— Пусть твоя жена путевку возращает — Нужно долги твоей сестры погасить

Вот ведь угораздило подслушать, а! Захотелось среди дня водички прохладной из-под фильтра. Захожу на кухню, а там – Игорь мой, благоверный, у телефона раскраснелся весь, будто уголь в печке. И шепчет, будто воришка какой: «Да, мама… Конечно, мама… Я понял…» А потом вдруг голос у него словно прорвало, нервный такой, чужой совсем: «Хорошо, мама, я скажу…» И трубку кладет с таким грохотом, будто бомбу бросил.

А я стою, как громом пораженная, бутылку с водой в руке держу, слова эти последние в голове верчу: «Скажу… скажу… что скажет-то?» И тут, будто током меня прошибло. Сердце в пятки ухнуло. Нехорошо, думаю. Очень нехорошо.

Игорь ко мне поворачивается, глаза виноватые-превиноватые, словно нашкодивший кот. Я на него смотрю в упор, а внутри уже червячок сомнения точит, плохое предчувствие разрастается, как пятно на скатерти.

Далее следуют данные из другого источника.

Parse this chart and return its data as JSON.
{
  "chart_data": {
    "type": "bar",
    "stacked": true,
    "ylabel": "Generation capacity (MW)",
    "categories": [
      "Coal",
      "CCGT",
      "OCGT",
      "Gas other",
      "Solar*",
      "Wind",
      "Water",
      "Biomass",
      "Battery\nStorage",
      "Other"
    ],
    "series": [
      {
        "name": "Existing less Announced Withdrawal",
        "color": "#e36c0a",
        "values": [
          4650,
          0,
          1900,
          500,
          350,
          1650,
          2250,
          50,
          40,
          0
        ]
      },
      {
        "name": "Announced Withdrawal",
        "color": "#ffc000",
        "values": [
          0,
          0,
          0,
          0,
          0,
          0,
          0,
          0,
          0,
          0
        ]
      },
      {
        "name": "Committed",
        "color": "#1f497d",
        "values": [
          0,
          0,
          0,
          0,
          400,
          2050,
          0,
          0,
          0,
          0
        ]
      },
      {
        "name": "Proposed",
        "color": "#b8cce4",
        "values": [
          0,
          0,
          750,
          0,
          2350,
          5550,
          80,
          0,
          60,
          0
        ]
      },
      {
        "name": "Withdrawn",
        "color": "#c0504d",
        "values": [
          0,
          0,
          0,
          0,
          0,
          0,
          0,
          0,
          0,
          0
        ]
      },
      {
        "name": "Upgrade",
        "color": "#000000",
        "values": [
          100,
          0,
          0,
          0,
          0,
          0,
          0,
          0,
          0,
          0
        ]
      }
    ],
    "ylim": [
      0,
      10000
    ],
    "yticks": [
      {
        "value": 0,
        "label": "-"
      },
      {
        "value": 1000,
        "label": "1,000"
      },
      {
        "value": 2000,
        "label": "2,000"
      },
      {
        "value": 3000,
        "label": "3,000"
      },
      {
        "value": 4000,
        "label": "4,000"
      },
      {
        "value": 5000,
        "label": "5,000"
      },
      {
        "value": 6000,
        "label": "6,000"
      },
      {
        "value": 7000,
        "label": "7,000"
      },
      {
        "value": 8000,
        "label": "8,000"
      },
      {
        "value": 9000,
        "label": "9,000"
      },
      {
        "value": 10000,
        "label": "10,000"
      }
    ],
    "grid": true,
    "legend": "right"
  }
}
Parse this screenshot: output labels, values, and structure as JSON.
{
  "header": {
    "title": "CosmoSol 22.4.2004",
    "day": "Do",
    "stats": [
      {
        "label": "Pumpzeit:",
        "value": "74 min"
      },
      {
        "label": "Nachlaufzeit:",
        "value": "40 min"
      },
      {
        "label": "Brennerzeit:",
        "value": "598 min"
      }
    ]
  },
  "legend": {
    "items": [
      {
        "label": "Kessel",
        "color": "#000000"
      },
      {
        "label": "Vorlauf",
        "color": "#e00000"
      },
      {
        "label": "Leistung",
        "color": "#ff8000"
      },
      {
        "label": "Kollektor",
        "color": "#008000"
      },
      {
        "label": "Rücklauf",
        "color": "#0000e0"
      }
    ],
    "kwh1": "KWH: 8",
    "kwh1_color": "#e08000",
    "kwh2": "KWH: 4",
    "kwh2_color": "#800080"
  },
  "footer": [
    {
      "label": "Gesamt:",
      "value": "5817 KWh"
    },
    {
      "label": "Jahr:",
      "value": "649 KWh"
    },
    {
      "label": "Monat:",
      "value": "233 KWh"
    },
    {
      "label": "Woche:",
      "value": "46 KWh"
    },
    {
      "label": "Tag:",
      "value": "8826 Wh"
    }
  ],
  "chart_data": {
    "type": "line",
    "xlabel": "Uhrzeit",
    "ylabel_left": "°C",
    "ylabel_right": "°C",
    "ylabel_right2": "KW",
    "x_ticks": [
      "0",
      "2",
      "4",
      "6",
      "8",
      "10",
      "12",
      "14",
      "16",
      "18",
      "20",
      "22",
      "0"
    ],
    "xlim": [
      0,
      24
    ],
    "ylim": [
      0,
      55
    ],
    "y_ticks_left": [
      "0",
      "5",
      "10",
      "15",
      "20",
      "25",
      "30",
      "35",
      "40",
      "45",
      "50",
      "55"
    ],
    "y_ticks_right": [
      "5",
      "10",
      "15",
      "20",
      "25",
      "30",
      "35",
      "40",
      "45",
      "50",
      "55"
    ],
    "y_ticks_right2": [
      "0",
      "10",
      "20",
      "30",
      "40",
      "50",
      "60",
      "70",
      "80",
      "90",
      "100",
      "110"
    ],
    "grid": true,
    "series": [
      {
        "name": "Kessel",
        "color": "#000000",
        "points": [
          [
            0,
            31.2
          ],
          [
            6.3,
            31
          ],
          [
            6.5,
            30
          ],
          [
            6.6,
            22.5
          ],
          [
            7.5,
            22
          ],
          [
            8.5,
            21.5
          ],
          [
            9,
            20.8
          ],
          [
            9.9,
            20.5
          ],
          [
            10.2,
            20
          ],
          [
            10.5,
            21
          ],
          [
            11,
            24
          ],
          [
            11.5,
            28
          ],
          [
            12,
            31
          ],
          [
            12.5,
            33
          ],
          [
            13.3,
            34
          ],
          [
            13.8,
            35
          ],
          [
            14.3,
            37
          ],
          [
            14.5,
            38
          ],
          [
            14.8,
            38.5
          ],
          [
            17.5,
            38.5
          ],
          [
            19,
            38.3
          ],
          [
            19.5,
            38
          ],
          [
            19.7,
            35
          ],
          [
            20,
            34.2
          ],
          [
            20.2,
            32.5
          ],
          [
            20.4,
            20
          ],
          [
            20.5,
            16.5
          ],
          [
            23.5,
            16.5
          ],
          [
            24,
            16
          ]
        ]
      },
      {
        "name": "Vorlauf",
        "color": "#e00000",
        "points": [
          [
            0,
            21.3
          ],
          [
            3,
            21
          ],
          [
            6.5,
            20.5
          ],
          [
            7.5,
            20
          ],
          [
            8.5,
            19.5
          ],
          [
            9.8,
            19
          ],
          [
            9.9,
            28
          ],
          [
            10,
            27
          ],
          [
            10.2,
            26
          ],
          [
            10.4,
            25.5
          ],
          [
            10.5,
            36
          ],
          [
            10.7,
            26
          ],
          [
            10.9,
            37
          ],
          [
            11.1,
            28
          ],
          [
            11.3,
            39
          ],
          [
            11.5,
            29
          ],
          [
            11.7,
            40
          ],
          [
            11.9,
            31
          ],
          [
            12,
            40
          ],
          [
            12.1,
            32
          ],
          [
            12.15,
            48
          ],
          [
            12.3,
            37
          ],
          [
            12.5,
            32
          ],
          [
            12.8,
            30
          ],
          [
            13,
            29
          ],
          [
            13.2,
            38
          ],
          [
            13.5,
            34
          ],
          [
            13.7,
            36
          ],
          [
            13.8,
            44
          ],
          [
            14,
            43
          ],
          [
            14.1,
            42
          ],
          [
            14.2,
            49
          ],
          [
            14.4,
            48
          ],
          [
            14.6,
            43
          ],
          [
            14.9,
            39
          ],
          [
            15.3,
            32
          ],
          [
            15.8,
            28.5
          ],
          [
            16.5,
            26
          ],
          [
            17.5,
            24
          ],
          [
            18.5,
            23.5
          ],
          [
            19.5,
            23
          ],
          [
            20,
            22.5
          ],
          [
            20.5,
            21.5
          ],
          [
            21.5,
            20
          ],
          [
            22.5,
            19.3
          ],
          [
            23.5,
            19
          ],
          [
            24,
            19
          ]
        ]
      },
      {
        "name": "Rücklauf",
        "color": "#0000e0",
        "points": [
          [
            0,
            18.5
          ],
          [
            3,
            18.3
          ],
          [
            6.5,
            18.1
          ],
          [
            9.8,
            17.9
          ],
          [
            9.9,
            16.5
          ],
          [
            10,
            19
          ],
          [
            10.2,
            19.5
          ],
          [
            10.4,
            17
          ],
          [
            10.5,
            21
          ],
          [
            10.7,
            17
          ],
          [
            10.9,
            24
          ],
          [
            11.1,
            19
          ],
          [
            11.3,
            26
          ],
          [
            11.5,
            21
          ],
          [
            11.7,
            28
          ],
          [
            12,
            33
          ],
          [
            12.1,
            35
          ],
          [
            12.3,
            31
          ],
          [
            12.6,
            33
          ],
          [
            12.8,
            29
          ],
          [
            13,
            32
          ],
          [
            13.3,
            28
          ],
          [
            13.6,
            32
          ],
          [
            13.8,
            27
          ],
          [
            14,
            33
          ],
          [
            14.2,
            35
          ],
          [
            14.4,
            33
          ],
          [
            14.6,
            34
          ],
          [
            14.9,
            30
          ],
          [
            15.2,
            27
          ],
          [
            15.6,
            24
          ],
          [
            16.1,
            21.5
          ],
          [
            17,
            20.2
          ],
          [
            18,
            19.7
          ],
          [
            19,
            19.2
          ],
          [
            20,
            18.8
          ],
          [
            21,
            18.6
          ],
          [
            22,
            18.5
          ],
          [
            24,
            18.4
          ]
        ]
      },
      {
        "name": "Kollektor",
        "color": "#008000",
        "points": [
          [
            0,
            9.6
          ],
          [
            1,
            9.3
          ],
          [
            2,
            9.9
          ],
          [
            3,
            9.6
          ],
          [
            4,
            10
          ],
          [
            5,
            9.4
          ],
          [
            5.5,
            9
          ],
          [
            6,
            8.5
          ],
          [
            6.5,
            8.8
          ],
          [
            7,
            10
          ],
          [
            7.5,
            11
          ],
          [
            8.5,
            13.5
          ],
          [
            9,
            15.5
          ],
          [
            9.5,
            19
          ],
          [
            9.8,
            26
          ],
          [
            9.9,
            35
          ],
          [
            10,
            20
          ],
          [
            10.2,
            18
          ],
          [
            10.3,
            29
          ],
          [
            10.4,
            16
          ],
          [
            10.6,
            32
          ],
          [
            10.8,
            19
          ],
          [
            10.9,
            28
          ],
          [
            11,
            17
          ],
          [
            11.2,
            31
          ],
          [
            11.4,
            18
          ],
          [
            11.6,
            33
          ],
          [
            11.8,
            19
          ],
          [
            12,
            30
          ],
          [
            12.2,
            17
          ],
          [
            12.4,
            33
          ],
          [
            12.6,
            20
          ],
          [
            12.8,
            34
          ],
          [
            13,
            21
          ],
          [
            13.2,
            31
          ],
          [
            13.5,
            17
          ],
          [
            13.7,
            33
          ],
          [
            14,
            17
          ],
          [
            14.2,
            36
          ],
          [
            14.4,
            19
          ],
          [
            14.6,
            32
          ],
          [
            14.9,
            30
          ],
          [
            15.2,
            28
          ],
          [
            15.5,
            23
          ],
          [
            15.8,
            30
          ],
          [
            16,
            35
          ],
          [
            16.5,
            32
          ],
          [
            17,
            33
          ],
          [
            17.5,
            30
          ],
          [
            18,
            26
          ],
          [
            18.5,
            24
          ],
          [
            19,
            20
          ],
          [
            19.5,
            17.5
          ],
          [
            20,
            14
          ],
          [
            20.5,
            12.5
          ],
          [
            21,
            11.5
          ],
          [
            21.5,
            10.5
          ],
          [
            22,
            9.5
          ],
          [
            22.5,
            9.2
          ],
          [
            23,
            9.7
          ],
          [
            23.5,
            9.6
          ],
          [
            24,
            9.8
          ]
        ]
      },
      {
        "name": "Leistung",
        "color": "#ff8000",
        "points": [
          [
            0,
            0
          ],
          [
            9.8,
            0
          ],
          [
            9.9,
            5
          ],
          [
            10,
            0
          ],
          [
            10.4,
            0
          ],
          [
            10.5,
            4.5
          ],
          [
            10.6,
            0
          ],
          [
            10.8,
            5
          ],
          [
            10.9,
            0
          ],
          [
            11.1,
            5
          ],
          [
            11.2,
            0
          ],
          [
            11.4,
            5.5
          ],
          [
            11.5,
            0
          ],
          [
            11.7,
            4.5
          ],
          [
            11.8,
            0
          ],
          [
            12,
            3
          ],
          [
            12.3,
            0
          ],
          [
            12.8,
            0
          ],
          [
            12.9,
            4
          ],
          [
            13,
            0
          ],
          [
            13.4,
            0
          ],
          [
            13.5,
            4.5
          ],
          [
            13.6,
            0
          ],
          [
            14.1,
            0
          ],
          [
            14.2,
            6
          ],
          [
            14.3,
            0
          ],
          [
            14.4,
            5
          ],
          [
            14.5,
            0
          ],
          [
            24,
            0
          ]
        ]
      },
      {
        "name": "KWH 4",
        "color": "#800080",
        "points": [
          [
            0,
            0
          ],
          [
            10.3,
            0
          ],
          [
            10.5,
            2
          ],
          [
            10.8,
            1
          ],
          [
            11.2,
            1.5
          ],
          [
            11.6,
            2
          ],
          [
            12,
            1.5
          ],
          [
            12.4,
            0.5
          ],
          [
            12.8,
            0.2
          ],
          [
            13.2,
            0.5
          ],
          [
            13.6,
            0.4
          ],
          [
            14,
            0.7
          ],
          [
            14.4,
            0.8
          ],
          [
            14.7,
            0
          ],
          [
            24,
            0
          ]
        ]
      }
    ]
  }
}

— Кто звонил? – спрашиваю тихо, хотя внутри уже пожар бушует.

Он глаза отводит, губы кусает. Ну, все понятно. Мама звонила, Светлана Петровна, царица наша нерасположенная.

— Мама… – тянет он жалким голосом. – Просила позвонить…

— И что же мама просила сказать? – не отступаю я, голос ровный стараюсь держать, хоть внутри все кипит.

И тут он выдает эту фразу, как приговор мне:

— Сказала… чтобы мы… без отпуска обошлись…

Вот тут меня и прорвало. Бутылка из рук чуть не выскользнула, еле удержала. Отпуска без отпуска? Это как так понять? Мы этого отпуска два года ждали! Два года экономили на всем, копейку к копейке складывали, путевку эту в санаторий выбирали, как последнее сокровище. Мечтали, как там воздухом сосновым надышимся, ноги в морской водичке омоем, от городской суеты отдохнем, наконец-то! А тут – «без отпуска»?

— Это как – без отпуска? – переспрашиваю, словно не поняла. Хотя поняла прекрасно, слишком хорошо поняла.

— Ну… мама сказала… нужно путевки сдать… – бубнит он под нос, словно школьник, на парта перед директором.

— Сдать? Путевки сдать? Ты серьезно сейчас говоришь? – голос у меня уже дрожит от гнева. – Игорь, ты что себе позволяешь? Мы же два года мечтали об этом отпуске! Два года копили!

— Ален, ну мама… она просила… – опять за свое заводит. – Сестре Ольге нужны деньги…

— Ольге? Опять Ольге? – у меня уже просто слова кончаются. – Сколько можно, Игорь? Сколько можно кормить эту ненасытную Ольгу? Она же у нас на шее сидит сколько лет! То ей на бизнес деньги дай, который прогорел, то на машину новую, то на ремонт в квартире, который она сама же и угробила! И сколько можно вестись на мамино «Оля – родная кровь»? А я тебе кто, Игорь? Не родная кровь, что ли? Я – никто для тебя, да?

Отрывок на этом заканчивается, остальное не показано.